In the computer-animated film Jonah: A VeggieTales Movie, based on the VeggieTales video series, the citizens of Ninevah are portrayed "so mean that they even slap each other with fishes." Many other VeggieTales skits reference the Pythons.

The Swedish comedy team Angne & Svullo did their own version of the fish slapping dance in one episode of their popular TV show in the late eighties. The sketch starts the same as the original: first Angne slaps Svullo a few times in the face with small fish, then Svullo takes out a big fish and with a single blow knocks Angne into the water, laughing hysterically. However, in their version an old lady with an umbrella then comes by and starts hitting Svullo with her umbrella until he too falls into the water.

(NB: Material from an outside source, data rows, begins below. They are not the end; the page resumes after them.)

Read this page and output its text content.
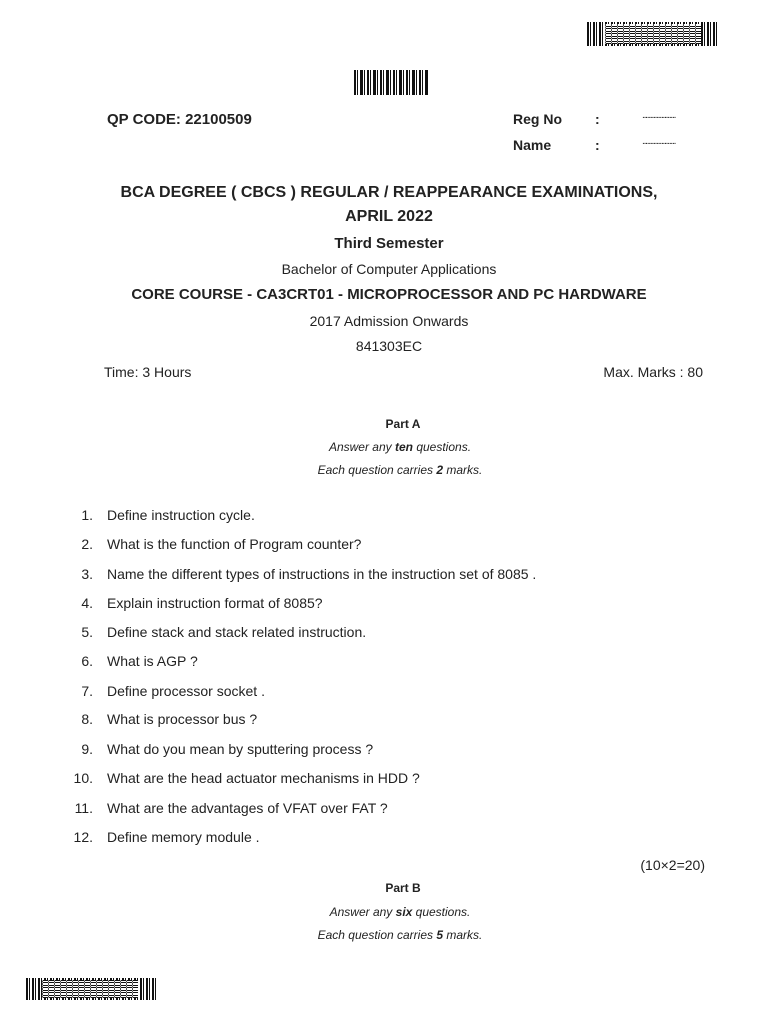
QP CODE: 22100509	Reg No :	.....................
Name	:	.....................
BCA DEGREE ( CBCS ) REGULAR / REAPPEARANCE EXAMINATIONS,
APRIL 2022
Third Semester
Bachelor of Computer Applications
CORE COURSE - CA3CRT01 - MICROPROCESSOR AND PC HARDWARE
2017 Admission Onwards
841303EC
Time: 3 Hours	Max. Marks : 80
Part A
Answer any ten questions.
Each question carries 2 marks.
1. Define instruction cycle.
2. What is the function of Program counter?
3. Name the different types of instructions in the instruction set of 8085 .
4. Explain instruction format of 8085?
5. Define stack and stack related instruction.
6. What is AGP ?
7. Define processor socket .
8. What is processor bus ?
9. What do you mean by sputtering process ?
10. What are the head actuator mechanisms in HDD ?
11. What are the advantages of VFAT over FAT ?
12. Define memory module .
(10×2=20)
Part B
Answer any six questions.
Each question carries 5 marks.
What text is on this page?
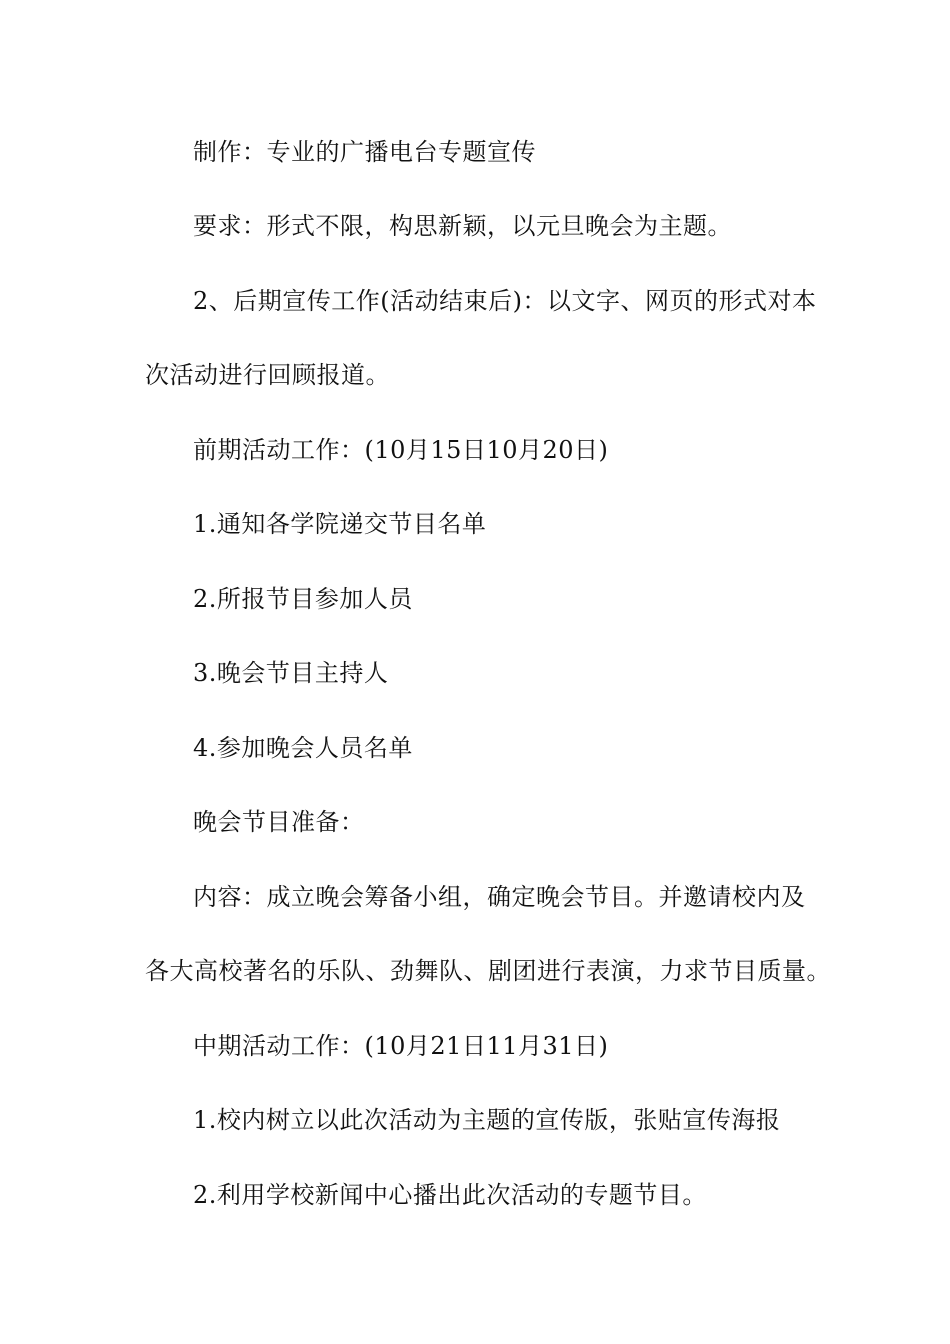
制作：专业的广播电台专题宣传

要求：形式不限，构思新颖，以元旦晚会为主题。

2、后期宣传工作(活动结束后)：以文字、网页的形式对本

次活动进行回顾报道。

前期活动工作：(10月15日10月20日)

1.通知各学院递交节目名单

2.所报节目参加人员

3.晚会节目主持人

4.参加晚会人员名单

晚会节目准备：

内容：成立晚会筹备小组，确定晚会节目。并邀请校内及

各大高校著名的乐队、劲舞队、剧团进行表演，力求节目质量。

中期活动工作：(10月21日11月31日)

1.校内树立以此次活动为主题的宣传版，张贴宣传海报

2.利用学校新闻中心播出此次活动的专题节目。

The "slapping"-feature in mIRC ("X slaps Y around a bit with a large trout" where X is the person performing the action and Y is the nickname of the selected target) may be a reference to The Fish-Slapping Dance.

In an interview, George Harrison's son, Dhani Harrison, said that the Fish-Slapping Dance was one of his father's favourite Monty Python sketches.

The Australian satire television show The Chaser's War on Everything did a "British comedy sketch" that mainly parodied Monty Python. At one point, someone is slapped with a fish.